6058. — À M. LE COMTE D’ARGENTAL.
Ferney, 6 juillet.

Voici, mes divins anges, ce qui est advenu : votre paquet, adressé à M. Camp, et contre-signé Chauvelin, arriva en son temps à Lyon, à l’adresse de M. Camp. Les fermiers généraux des postes l’avaient contre-signé à Paris d’une autre façon, en mettant ou gros caractères : Paquet suspect. M. Camp est toujours malade ; M. Tronchin, qui est toujours à Lyon, fut étonné du suspect : il ouvrit le paquet. Les directeurs des postes disputèrent ; ils exigèrent, je crois, un louis. Enfin le paquet qui portait une sous-enveloppe, à Wagnière, chez Souchai, à Genève, ne m’a été rendu qu’aujourd’hui.

La même chose m’était arrivée à peu près au sujet d’un très-petit paquet, aussi contre-signé Chauvelin, que vous m’aviez adressé il y a environ trois semaines.

Ainsi vous voyez que les Français préfèrent le port aux conseillers d’État intendants des finances. Je pense donc que, n’ayant jamais à m’envoyer que des paquets honnêtes, le meilleur parti est de les mettre avec les dépêches pour le résident de Genève, et, quand vous ne me donnerez vos ordres que dans une simple lettre, de l’adresser uniquement par la poste à Wagnière, chez Souchai, sans autre enveloppe.

Lekain est sombre, et moi aussi : je lui conseille de venir chez moi en Suisse pour s’égayer. Mlle Clairon viendra à Ferney ; j’y passerai quelques jours pour elle[1]. Ferney n’est point à moi, comme vous savez : il est à ma nièce Denis. J’ai le malheur de n’avoir rien du tout en France ; mais je vous remercie pour Mme Denis, vous et M. le duc de Praslin, comme si c’était pour moi-même ; et jamais ses hontes et les vôtres ne sortiront de mon cœur.

Je crois qu’il sera convenable que j’écrive à M. de Calonne.
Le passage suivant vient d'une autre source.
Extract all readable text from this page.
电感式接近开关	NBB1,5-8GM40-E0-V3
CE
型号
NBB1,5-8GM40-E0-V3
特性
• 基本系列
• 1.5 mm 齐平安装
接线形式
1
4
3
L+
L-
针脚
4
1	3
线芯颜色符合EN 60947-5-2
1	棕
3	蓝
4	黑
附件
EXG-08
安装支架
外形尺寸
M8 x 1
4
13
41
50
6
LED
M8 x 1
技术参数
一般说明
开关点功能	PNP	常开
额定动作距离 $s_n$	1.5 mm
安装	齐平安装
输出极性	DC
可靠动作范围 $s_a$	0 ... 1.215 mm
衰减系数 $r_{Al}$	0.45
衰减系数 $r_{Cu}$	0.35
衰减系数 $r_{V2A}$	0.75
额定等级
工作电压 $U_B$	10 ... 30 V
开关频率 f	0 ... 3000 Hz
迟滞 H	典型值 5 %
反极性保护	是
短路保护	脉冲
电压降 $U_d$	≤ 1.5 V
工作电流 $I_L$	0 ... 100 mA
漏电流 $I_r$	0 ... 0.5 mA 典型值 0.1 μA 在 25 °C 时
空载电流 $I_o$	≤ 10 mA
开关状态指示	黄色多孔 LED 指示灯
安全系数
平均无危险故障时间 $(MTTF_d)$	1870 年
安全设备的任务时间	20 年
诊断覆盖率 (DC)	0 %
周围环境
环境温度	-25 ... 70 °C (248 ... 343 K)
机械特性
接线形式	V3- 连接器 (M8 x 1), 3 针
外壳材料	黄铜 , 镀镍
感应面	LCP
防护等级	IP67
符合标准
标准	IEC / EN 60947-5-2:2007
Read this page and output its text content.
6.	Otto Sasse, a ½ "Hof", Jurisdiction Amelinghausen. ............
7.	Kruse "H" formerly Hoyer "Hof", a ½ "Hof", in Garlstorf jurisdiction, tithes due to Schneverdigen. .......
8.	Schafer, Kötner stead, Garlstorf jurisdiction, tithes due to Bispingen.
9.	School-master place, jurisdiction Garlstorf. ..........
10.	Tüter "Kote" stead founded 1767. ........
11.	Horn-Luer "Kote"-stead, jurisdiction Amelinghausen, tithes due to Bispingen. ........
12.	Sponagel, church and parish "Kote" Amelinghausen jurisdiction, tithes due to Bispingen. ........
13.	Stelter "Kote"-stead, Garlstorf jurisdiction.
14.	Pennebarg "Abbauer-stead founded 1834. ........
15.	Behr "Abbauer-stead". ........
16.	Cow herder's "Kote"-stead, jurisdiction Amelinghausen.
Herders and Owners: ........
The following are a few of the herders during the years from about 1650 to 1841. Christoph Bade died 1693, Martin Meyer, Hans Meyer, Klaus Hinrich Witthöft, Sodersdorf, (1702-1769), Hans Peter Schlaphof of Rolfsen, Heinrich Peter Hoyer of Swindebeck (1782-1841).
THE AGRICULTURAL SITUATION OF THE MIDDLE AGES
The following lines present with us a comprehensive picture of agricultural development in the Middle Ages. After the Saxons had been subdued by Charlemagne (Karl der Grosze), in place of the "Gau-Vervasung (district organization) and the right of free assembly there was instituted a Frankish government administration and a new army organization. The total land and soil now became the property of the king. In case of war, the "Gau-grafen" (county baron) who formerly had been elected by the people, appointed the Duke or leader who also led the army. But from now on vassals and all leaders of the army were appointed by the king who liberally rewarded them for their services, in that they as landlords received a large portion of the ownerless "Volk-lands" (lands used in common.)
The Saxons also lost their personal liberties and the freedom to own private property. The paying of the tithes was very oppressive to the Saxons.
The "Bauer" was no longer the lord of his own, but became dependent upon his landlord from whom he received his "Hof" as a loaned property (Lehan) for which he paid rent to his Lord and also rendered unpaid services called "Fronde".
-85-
Je regarde sa commission de rapporteur comme un de vos bienfaits.

Je viens de vous dire, mes anges, que si Lekain fait bien, il viendra dans ma Suisse ; mais je le prierai de faire mieux, et de rester au théâtre.

On est donc revenu sur les six pendus[2] ? Je suis très-aise pour l’auteur que l’illusion l’ait si bien et si longtemps servi. Le ridicule n’est que de l’enthousiasme qui a pris pour une chose honorable à la nation l’époque honteuse de trois batailles perdues coup sur coup, et d’une province subjuguée. Vous apprêtez trop à rire aux Anglais, et j’en suis lâché.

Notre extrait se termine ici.